2.5.1. Recenser les informations et favoriser l’analyse de l’énonciation

L’analyse du contenu des entretiens a été guidée par la volonté de favoriser une analyse entretien par entretien et une analyse transversale. J’avais à saisir la spécificité des pratiques et discours énoncés par chaque enquêté et à les situer plus largement dans la configuration des relations entre les habitants.

Il apparaissait ainsi particulièrement important d’extraire, de recenser et de classer de façon méthodique les informations recueillies par entretiens.

Chaque entretien a donné lieu à la rédaction d’une série de fiches référencées. A chaque fiche correspondait un thème relativement général : le rapport à l’enquête, les circonstances d’arrivée dans la résidence, les relations entretenues avec le responsable, la structure du réseau de relations, la trajectoire résidentielle, la fréquentation des services, les catégories de perceptions associées aux habitants, etc. Les thèmes étaient identifiés selon leur pertinence par rapport à la problématique, aux hypothèses de travail, ou selon leur intérêt spécifique dans l’entretien. Ils pouvaient être proches de ceux apparaissant dans la grille d’entretien (l’utilisation des services) comme plus explicatifs (analyse de la trajectoire résidentielle). Ces fiches étaient classées, pour chaque entretien, en fonction de l’ordre d’apparition du thème. Tout fragment de discours portant une signification ou éclairant le rapport de l’enquêté au thème en question était noté et commenté. Etaient détaillées les informations les plus manifestes (par exemple les déclarations de pratiques) comme les plus dissimulées (processus et contexte de l’énonciation, figures de styles notamment). Il était précisé également à quelle page de l’entretien apparaissait le discours noté. Une même phrase ou extrait d’entretien plus long, pouvait apparaître plusieurs fois, dans différentes fiches, si l’analyse le nécessitait.

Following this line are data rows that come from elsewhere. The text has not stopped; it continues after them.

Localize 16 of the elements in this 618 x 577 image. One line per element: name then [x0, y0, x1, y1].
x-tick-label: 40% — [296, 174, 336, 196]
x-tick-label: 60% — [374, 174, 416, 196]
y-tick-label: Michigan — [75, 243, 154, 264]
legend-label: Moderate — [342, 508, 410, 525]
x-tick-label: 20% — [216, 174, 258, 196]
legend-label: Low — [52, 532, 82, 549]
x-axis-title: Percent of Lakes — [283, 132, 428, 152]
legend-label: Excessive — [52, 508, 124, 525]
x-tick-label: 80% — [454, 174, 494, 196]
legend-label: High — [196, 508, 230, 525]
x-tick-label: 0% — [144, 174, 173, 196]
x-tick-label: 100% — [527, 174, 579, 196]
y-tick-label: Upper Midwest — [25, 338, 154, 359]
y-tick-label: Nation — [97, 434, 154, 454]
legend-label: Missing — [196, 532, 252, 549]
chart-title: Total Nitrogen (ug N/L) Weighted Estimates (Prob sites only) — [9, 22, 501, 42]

Cette méthode avait l’avantage de préserver la cohérence singulière de chaque entretien (ordre d’apparition et contexte d’énonciation des thèmes et des fragments de discours connus), et donc de permettre une analyse entretien par entretien : je pouvais rapidement extraire du fichier l’ensemble des fiches concernant tel enquêté. Les citations étant référencées, je pouvais me plonger de nouveau dans le texte de l’entretien, transcrit par ailleurs intégralement.

Ce mode de classement me permettait aussi d’aborder l’analyse d’une manière plus transversale puisque les thèmes les plus centraux étaient présents d’un entretien à l’autre. J’avais par exemple la possibilité de rassembler l’ensemble des fiches se rapportant à la trajectoire résidentielle des actifs célibataires ou divorcés.

L’analyse des entretiens a également été guidée par la nécessité de se donner les moyens de mettre au jour les aspects implicites, dissimulés, sous-jacents des discours, et cela afin de mieux saisir les représentations des habitants comme de contrôler la validité des discours recueillis sur les pratiques de voisinage. De ce fait, l’analyse thématique a été complétée par une analyse de l’énonciation. J’ai été attentive pour chaque entretien, à la dynamique et à l’organisation des discours, à la façon dont ils se développaient, se construisaient. Les associations de thèmes et de termes dans les différentes séquences de la communication ont été l’objet d’une attention particulière, comme le style de l’énonciation, les éléments atypiques (récurrences, lapsus, jeux de mots, etc.) et les figures de rhétorique.